ZiG stability push chokes PGM sector

ZiG stability push chokes PGM sector
Published: 11 August 2025
The Government's continued delay in reimbursing platinum group metal (PGM) miners the local currency portion of their export proceeds is severely impacting one of Zimbabwe's most vital export sectors, according to recent reports.

Despite owing miners approximately US$609 million in local currency for the first half of 2025, authorities have withheld payments under the current 70:30 foreign currency retention system. This system mandates that miners surrender 70% of their export earnings in foreign currency, with the remaining 30% paid in local currency.

Analysts say this payment delay is part of broader efforts to restrict money supply growth and preserve the stability of the Zimbabwe Gold (ZiG) currency. However, this comes at the cost of crippling operational cash flow in the real economy.

"This is not merely a payment delay; it signals systemic liquidity constraints and reveals the tensions between foreign currency retention policies and domestic monetary stability efforts," said development economist Chenai Mutambasere in an interview with Mining Zimbabwe.

"By starving miners of liquidity, the government risks curtailing production and exports. The mining sector is a critical foreign currency earner and tax contributor. With the sector's growth now downgraded from 5.6% to 2.9% in 2025, fiscal projections may also underperform," she added.

Data from the Mid-Term Budget Review showed a significant contraction in first-quarter PGM output—platinum declined by 16.2%, palladium by 17.5%, and rhodium by 9.7%. While price pressures partly explain the downturn, analysts believe tight cash flows have also played a significant role.

The budget review confirms that the government is prioritising control over broad money supply expansion as part of its strategy to stabilise the ZiG. However, this has created a liquidity squeeze for exporters like PGM miners who rely on timely reimbursement of the local currency portion of their surrendered forex to fund operations and retooling.

Under Zimbabwe's foreign currency retention model, miners liquidate 30% of their earnings into local currency, which the state is obligated to pay.
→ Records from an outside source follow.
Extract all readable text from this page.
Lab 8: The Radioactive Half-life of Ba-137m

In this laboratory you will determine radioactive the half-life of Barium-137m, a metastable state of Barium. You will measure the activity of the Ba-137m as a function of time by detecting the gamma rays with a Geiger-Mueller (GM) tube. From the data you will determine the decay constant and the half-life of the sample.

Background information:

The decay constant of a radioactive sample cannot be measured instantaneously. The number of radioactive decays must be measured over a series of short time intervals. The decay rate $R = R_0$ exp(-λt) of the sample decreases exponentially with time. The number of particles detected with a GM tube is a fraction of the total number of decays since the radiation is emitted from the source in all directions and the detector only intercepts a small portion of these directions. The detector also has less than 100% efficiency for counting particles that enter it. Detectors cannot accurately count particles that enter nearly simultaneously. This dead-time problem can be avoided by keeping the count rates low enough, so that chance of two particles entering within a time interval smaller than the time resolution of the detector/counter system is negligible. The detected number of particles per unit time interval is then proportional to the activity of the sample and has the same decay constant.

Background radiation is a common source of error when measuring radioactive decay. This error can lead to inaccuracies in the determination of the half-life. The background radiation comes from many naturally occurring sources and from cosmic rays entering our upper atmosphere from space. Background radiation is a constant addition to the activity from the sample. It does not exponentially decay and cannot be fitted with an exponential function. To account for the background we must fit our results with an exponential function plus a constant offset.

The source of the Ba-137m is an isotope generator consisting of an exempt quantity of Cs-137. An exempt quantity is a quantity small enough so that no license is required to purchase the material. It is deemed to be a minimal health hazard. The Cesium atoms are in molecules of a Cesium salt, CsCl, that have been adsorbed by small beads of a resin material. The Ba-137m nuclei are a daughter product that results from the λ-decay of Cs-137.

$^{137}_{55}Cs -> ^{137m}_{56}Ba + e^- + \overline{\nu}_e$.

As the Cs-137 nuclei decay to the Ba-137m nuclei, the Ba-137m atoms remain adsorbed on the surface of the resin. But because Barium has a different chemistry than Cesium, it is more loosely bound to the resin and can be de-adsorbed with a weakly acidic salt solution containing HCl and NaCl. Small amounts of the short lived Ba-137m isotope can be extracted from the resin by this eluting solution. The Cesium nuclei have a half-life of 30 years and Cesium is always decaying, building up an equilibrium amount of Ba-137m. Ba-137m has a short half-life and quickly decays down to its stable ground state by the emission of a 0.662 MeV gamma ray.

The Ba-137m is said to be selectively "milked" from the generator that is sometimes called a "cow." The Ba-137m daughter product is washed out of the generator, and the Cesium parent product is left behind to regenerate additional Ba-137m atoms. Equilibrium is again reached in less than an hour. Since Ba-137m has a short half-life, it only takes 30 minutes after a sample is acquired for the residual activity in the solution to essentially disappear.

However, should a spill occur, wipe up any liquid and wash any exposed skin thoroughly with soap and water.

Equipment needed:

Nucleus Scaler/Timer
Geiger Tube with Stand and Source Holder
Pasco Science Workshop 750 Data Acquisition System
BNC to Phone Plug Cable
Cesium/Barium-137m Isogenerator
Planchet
While the central bank retains the foreign currency for essential imports and debt servicing, it has failed to reimburse miners since January 2025.

Tafara Mtutu, Head of Research at Morgan & Co, described the situation as alarming and potentially devastating for the mining sector.

"This development paints a worrying picture on the success of efforts to establish a stable local currency. It signals that policymakers are not yet confident that disbursing these funds will not affect the ZiG's stability. However, in doing so, they risk decimating the mining industry if they continue to delay payments and lower foreign currency retentions," Mtutu said.

Zimbabwe is the world's third-largest producer of platinum group metals after South Africa and Russia. Major producers like Valterra Platinum, Zimplats (owned by Impala Platinum), and Mimosa have collectively liquidated export earnings worth US$690 million, yet under the current model, they have not received the local currency equivalent of 30% of those earnings.

The delays have raised concerns within the industry about worsening liquidity, supply chain disruptions, and potential long-term declines in production.

PGMs remain Zimbabwe's second-largest export earner after gold. Interestingly, gold exports surged to US$1.8 billion over the same period, but gold miners have also criticised the surrender policy, particularly the use of an overvalued official exchange rate for conversion.

Analysts warn that the cumulative effect of these policies is a strained export sector and eroding confidence in government economic strategies, particularly as trust in the current foreign currency surrender model continues to wane.